Not until 1728, posthumously, is the work of the Dutch scholar Christian Huygens (1629-1695) published. It exposes the wave theory of light, explaining, in particular, the double refraction and easy cleaving of calcite, under the assumption that it is consituted by the juxtaposition of tiny ellipsoids with an axis ratio of 1:8.

Another personality of importance is Robert Boyle (1627-1691), seventh son of the Earl of Cork, in Ireland. Among his multiple fields of interests - just think of the law on gases which bears his name - one remembers his theories on the colors and transparency of gems in relation with their genesis embedded in his work Medicina Hydrostatica in 1690, and also his systematic measurements of the minerals' densities: If we pose that water = 1, quartz gives 2 2/3 (instead of 2.65), haematite 5.7 (instead of 5.26), magnesioferrite 4.6 (instead of 4.56), and jet 1.22 (instead of 1.33).

Mineralogy owes a debt to the Dutch Anton Leewenhoek (1632-1723) not only, like the other natural sciences, for the invention  of the microscope, but also for a series of observations made on materials in which a crystalline form could be recognized, in particular chalk. In these crystals he measured the angles between planes at 112° and 68°, making the hypothesis that they were made of infinitesimal tablets, but above all, through a series of ingenious procedures aimed at eliminating external influences, he managed, for the first time, to verify the liberation of water by crystals of chalk in a proportion of 1:5 of the weight when heated (theoretical value : 20.43%).

The researches of the Italian physician Domenico Guglielmini (1655-1710) must be attributed to the same century, even though their results were published in 1705 in the work  De salibus and later, posthumously, in the Opera omnia of 1719. On a series of salts ranging from rock salt to aluminium nitrate and vitriol, he verifies the constancy of the forms typical of each crystalline species, and above all the constancy of their angles "nevertheless, always stable is the inclination of planes and angles". Also important is his theory about the constitution of the different salts as juxtapositions of tiny cleavage polyhedra, reused one century later by Hauy.

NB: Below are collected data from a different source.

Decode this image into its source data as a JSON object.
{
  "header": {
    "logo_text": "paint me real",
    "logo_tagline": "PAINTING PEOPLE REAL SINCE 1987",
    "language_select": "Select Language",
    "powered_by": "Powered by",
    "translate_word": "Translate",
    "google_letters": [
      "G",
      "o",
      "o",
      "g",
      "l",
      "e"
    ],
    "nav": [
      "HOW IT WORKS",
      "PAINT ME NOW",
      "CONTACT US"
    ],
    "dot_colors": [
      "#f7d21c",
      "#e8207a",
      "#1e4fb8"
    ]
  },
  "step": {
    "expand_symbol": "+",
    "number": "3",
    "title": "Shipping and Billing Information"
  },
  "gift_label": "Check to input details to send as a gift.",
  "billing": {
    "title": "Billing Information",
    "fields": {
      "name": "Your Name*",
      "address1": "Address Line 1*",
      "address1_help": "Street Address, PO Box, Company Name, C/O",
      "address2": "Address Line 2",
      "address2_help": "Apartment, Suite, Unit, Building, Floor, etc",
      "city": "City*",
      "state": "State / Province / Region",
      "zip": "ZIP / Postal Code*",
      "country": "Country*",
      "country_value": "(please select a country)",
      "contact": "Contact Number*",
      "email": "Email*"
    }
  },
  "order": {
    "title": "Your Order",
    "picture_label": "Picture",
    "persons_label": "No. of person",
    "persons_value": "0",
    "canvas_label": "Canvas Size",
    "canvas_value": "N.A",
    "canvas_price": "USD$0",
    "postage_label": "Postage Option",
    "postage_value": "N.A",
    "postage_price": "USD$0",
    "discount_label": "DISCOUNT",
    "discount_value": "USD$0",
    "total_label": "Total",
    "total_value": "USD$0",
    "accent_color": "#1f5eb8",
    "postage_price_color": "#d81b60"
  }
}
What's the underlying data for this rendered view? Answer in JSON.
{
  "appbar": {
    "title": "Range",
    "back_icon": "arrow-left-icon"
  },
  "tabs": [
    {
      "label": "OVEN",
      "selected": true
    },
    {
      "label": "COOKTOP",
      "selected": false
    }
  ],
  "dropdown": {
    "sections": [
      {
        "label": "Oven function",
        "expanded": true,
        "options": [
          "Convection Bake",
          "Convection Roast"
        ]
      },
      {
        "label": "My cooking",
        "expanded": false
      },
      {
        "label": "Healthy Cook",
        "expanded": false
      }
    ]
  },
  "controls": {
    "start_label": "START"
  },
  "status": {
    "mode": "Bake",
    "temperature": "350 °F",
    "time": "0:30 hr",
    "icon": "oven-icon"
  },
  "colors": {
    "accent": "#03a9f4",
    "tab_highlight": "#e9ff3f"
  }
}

The first half of the XVIIIth century sees no substantial change as compared to the previous century. Linné himself (Carl von Linné, latinized as Linnaeus, 1707-1778), founding father of the botanical and zoological systematic classifications, does not bring any valid contribution to the mineralogical one, and in his attempt to unify all natural products he even speaks of procreation and vegetative growth of the minerals, an hypothesis already rejected in the previous century by Stenone. To his credit, one must mention the importance he gave to the crystalline form, with precise drawings and wooden models.
It is necessary to wait until the second half of the century, with the first chemical determinations and systematic goniometric measurements, to shift from a purely descriptive mineralogy to a quantitative science which reaches the present day with constant progress.